GUEST OPINION: Housing and what ABAG doesn't get

The Association of Bay Area Governments is in the process of setting regional housing allocations for the next eight years in our nine-county Bay Area. Each city and county in the region must zone adequate sites to meet its ABAG-assigned allocation for housing affordable to families of all income levels.

The new allocations are supposed to balance housing development with employment in each community. And state law, SB 375, mandates that cities and counties reduce greenhouse gas emissions by coordinating housing needs with transportation and land-use planning so people can ride public transit, walk or bike to work. But ABAG's new numbers do just the opposite for many jurisdictions.

Your April 30 editorial ("Plan Bay Area and the benefit of regionalism") praised the president of ABAG, Mark Luce, for saying that planning for growth "is not going to be addressed by forcing zoning where it's not wanted." Zoning is supposed to address the housing needs of the whole community, rich and poor alike. People who work in a city should have the opportunity to live there in housing they can afford. Some people in wealthier cities and counties don't want more people, especially if they're lower income or of a different ethnic background.

ABAG's new One Bay Area Plan," emphasizes regional planning and environmental preservation. But more than 30,000 people commute long distances to worksites each day in Napa County from Sonoma, Lake and other counties. Most of these commuters would prefer to live closer to where they work, but housing is scarce and very costly in Napa. Ignoring this huge imbalance, ABAG proposes to reduce Napa County's housing allocations from the current 3,705 units to only 1,407. ABAG proposes to cut allocations to Marin County jurisdictions by more than half, from 4,882 to 2,436 units.
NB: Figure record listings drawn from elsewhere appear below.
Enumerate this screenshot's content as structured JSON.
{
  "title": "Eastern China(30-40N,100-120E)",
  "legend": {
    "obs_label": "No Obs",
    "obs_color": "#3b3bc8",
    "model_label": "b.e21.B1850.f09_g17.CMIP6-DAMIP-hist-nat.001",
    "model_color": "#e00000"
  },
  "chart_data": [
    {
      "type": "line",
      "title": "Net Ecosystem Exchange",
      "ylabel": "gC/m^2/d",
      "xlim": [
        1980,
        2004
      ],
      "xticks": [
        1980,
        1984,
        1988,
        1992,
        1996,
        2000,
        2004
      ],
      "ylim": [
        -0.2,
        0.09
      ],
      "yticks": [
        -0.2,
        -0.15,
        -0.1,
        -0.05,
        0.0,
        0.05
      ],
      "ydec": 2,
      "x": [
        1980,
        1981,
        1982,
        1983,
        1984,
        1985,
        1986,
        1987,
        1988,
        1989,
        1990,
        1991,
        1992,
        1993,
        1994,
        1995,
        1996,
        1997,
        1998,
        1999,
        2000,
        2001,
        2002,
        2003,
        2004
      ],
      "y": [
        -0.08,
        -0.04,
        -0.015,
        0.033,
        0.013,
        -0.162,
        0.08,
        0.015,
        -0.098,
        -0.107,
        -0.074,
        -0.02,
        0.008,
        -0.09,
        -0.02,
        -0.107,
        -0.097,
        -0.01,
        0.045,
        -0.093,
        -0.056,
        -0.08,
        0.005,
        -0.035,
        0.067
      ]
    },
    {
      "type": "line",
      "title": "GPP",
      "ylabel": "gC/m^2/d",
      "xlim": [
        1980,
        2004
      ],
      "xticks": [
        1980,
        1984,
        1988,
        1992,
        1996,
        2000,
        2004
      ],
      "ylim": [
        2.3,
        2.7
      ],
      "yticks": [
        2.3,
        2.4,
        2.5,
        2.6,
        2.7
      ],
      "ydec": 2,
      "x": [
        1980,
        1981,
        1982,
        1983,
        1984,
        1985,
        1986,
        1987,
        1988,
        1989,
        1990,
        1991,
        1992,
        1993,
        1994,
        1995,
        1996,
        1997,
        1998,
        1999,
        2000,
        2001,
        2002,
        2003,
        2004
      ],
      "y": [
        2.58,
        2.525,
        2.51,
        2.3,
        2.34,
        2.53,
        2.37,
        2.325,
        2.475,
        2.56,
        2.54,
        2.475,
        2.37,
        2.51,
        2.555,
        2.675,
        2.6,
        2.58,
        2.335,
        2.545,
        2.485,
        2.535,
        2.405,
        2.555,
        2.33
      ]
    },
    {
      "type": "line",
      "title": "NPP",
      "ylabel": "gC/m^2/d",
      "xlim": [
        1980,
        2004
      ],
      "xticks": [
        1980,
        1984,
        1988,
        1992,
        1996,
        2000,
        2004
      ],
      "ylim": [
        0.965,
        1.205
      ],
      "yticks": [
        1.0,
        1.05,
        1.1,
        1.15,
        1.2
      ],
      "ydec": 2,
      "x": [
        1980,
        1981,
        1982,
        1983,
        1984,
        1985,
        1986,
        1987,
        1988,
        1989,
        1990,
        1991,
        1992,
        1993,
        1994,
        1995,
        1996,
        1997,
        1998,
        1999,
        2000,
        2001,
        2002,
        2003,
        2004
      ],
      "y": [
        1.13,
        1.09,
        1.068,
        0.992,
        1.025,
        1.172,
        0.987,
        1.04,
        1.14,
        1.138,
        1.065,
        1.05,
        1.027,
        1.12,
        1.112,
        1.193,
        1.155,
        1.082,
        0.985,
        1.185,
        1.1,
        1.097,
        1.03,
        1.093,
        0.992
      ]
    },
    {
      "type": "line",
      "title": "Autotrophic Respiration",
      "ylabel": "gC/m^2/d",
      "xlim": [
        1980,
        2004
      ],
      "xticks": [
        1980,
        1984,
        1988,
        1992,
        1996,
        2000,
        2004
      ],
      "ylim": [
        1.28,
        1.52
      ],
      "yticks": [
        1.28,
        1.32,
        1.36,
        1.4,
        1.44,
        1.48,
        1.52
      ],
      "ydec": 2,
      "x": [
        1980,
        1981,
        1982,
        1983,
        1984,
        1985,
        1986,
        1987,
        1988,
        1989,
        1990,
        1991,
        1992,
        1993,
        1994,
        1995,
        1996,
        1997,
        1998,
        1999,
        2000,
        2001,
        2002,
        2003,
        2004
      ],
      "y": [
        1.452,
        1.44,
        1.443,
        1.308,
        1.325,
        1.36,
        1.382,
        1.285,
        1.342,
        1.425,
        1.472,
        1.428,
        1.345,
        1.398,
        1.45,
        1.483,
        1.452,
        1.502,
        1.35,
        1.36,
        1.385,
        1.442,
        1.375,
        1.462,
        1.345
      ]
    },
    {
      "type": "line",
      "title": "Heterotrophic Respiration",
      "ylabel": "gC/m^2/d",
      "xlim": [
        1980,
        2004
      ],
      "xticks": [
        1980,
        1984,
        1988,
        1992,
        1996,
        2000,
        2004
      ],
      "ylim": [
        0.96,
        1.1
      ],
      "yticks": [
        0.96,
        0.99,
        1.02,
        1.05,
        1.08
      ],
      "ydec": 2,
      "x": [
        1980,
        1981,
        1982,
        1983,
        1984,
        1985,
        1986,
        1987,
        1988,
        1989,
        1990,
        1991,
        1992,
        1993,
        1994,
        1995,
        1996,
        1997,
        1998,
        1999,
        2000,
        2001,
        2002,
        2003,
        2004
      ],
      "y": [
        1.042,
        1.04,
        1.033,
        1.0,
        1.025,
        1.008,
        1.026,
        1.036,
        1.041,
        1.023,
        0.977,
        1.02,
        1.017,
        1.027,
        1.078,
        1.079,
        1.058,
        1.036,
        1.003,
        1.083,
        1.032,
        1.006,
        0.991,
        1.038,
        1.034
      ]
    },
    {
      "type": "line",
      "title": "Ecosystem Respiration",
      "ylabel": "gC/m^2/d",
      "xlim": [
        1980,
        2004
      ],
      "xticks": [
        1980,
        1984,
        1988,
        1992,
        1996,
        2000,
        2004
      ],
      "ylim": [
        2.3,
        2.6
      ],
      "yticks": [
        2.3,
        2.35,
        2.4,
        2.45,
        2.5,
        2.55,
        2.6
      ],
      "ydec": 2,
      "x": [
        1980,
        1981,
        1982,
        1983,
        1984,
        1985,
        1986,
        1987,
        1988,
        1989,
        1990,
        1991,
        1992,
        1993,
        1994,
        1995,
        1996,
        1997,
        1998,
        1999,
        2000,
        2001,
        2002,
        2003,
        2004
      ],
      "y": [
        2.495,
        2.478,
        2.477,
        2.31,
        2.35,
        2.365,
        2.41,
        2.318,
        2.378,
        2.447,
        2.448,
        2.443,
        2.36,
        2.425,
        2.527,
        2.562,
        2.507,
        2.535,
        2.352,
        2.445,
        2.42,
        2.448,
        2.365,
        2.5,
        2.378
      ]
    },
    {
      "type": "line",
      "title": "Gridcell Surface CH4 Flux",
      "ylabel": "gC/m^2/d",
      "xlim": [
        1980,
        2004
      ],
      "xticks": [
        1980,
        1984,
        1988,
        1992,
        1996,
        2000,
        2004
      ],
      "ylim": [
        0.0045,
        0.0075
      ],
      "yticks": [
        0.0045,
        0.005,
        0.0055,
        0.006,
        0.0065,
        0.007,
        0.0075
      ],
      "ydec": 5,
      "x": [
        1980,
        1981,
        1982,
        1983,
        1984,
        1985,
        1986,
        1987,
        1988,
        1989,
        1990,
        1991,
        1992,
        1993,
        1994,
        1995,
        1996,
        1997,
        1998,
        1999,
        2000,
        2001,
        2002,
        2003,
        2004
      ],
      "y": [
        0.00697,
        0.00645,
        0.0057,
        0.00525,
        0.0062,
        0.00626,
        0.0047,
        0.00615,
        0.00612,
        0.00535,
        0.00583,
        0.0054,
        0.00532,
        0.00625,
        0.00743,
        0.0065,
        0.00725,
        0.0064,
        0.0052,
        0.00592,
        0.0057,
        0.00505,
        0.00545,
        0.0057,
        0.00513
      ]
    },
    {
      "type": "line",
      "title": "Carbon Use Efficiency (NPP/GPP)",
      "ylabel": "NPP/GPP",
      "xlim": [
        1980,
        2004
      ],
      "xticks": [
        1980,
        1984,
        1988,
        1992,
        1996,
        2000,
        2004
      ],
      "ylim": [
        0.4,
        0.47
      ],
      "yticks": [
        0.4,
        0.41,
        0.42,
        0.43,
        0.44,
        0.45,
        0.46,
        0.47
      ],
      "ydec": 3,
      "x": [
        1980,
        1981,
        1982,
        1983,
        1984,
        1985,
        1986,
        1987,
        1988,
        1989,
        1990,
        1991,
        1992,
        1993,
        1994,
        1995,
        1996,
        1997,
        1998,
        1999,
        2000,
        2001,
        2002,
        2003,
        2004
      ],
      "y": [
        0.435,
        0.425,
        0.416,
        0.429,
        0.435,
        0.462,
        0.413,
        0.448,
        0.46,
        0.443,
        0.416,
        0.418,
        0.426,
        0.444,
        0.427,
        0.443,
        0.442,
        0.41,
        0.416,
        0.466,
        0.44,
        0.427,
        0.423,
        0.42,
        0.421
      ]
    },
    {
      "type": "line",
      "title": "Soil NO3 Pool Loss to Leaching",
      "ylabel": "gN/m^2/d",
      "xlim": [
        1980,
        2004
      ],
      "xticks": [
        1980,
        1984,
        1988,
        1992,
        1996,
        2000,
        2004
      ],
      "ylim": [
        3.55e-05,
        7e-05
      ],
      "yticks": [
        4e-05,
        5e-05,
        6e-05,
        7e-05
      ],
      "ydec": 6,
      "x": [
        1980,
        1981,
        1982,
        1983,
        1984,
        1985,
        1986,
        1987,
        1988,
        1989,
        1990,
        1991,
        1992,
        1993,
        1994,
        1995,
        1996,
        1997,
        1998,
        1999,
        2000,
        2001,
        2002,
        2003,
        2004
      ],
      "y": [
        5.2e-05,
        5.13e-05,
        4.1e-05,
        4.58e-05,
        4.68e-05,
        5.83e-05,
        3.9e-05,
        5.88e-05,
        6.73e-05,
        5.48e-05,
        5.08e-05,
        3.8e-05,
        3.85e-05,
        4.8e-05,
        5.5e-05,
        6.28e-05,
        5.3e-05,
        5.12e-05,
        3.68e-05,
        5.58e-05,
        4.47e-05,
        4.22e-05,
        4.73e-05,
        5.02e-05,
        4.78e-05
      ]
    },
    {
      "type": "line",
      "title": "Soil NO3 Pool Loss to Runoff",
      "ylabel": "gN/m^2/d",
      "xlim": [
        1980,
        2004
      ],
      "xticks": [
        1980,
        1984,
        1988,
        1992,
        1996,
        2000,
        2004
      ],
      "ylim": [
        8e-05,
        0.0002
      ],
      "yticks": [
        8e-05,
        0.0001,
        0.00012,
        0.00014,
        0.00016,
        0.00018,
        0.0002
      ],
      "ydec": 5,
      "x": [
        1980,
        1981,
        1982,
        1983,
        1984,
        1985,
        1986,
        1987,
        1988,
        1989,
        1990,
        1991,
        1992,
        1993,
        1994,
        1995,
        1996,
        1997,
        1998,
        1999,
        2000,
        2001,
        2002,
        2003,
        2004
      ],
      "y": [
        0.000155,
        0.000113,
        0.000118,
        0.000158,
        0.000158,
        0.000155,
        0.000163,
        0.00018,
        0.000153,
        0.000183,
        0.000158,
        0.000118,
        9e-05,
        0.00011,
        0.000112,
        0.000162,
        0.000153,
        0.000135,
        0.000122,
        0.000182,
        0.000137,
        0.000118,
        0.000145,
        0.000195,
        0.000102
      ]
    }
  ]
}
Marin is the wealthiest county in the state and racially one of the least diverse. More than 60 percent of the people who work in Marin County commute to work from Sonoma, Contra Costa and other counties. About 80 percent of the county population is white, compared to less than 50 percent for the Bay Area in general.
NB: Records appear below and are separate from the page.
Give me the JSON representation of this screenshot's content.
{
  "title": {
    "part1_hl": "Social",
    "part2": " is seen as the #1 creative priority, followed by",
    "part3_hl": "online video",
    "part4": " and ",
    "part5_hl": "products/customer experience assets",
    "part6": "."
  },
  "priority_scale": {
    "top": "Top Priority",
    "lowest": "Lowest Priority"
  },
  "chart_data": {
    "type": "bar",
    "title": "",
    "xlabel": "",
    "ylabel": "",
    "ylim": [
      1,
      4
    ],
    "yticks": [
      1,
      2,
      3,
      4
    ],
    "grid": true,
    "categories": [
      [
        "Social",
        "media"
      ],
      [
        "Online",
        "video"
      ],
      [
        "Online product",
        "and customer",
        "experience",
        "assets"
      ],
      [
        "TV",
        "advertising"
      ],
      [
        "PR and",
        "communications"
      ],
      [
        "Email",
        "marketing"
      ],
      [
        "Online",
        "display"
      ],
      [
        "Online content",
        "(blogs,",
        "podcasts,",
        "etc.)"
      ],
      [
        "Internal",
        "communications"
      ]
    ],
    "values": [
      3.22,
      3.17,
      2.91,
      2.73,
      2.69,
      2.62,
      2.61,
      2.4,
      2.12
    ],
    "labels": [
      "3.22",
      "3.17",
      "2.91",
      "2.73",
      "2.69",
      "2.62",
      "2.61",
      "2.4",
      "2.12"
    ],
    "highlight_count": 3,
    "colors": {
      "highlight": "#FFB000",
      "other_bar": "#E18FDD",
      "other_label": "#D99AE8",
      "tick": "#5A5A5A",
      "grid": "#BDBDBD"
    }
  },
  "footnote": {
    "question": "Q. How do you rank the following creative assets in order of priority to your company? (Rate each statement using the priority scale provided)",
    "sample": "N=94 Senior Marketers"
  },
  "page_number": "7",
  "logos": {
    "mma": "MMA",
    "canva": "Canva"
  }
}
There's no shortage of land suitable for housing in Marin and Napa. So why is ABAG proposing these reductions? Is it because Luce, a Napa County supervisor for 16 years, and his constituents in Napa don't want more housing there for for the people who work there, and they don't want ABAG to force them to address the housing needs of the farmworkers who help make the county so wealthy?
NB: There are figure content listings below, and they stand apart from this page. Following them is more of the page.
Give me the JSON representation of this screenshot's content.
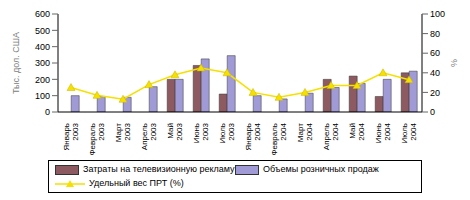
{
  "chart_data": {
    "type": "bar",
    "ylabel": "Тыс. дол. США",
    "y2label": "%",
    "categories": [
      "Январь 2003",
      "Февраль 2003",
      "Март 2003",
      "Апрель 2003",
      "Май 2003",
      "Июнь 2003",
      "Июль 2003",
      "Январь 2004",
      "Февраль 2004",
      "Март 2004",
      "Апрель 2004",
      "Май 2004",
      "Июнь 2004",
      "Июль 2004"
    ],
    "ylim": [
      0,
      600
    ],
    "yticks": [
      0,
      100,
      200,
      300,
      400,
      500,
      600
    ],
    "y2lim": [
      0,
      100
    ],
    "y2ticks": [
      0,
      20,
      40,
      60,
      80,
      100
    ],
    "grid": false,
    "series": [
      {
        "name": "Затраты на телевизионную рекламу",
        "type": "bar",
        "color": "#8c5a60",
        "values": [
          0,
          0,
          0,
          0,
          200,
          285,
          110,
          0,
          0,
          0,
          200,
          220,
          95,
          240
        ]
      },
      {
        "name": "Объемы розничных продаж",
        "type": "bar",
        "color": "#a09bd7",
        "values": [
          100,
          95,
          90,
          155,
          200,
          325,
          345,
          100,
          80,
          115,
          150,
          175,
          200,
          250
        ]
      },
      {
        "name": "Удельный вес ПРТ (%)",
        "type": "line",
        "axis": "y2",
        "marker": "triangle",
        "color": "#f5e000",
        "values": [
          25,
          17,
          13,
          28,
          38,
          45,
          40,
          20,
          15,
          20,
          27,
          27,
          40,
          33
        ]
      }
    ]
  }
}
The Napa County Board of Supervisors is unique in the Bay Area for never having approved a single unit of housing for lower-income families. Luce recently won re-election claiming that as president of ABAG he could get that county's housing allocations reduced. In both Napa and Marin, proposals for affordable housing developments face fierce opposition from residents who don't want more low- and moderate-income families living in their communities.

While ABAG proposes steep reductions in housing allocations for Marin and Napa counties and some other wealthy jurisdictions, allocations for Oakland, San Jose, Richmond and San Francisco have been adjusted upwards. This will inevitably worsen traffic delays in many areas and harm air quality.

Additionally, the federal Department of Housing and Community Development warned ABAG recently that the proposed housing allocations may violate laws prohibiting housing discrimination. Lower-income families tend to be non-white. By concentrating new affordable housing allocations in areas which already have high concentrations of non-white residents, and reducing allocations to wealthier jurisdictions that are mostly white, ABAG is helping to increase racial and economic segregation.

Regional planning for housing, transportation and environmental preservation should be a high priority, but that means balancing jobs and housing availability for the people who work in those jobs, rich and poor, urban and rural, non-white and white. That's also a goal of fair housing laws, and of SB 375, the landmark environmental protection law adopted in 2008.

Sadly, ABAG doesn't seem to get the message. Housing allocations should be based on meeting the needs of each community's economy and minimizing pollution. That's good for business, for the environment and for the families that have the choice of living close to where they work. And it's just plain common sense.

David Grabill is a Santa Rosa attorney and a member of the Sonoma County Housing Advocacy Group.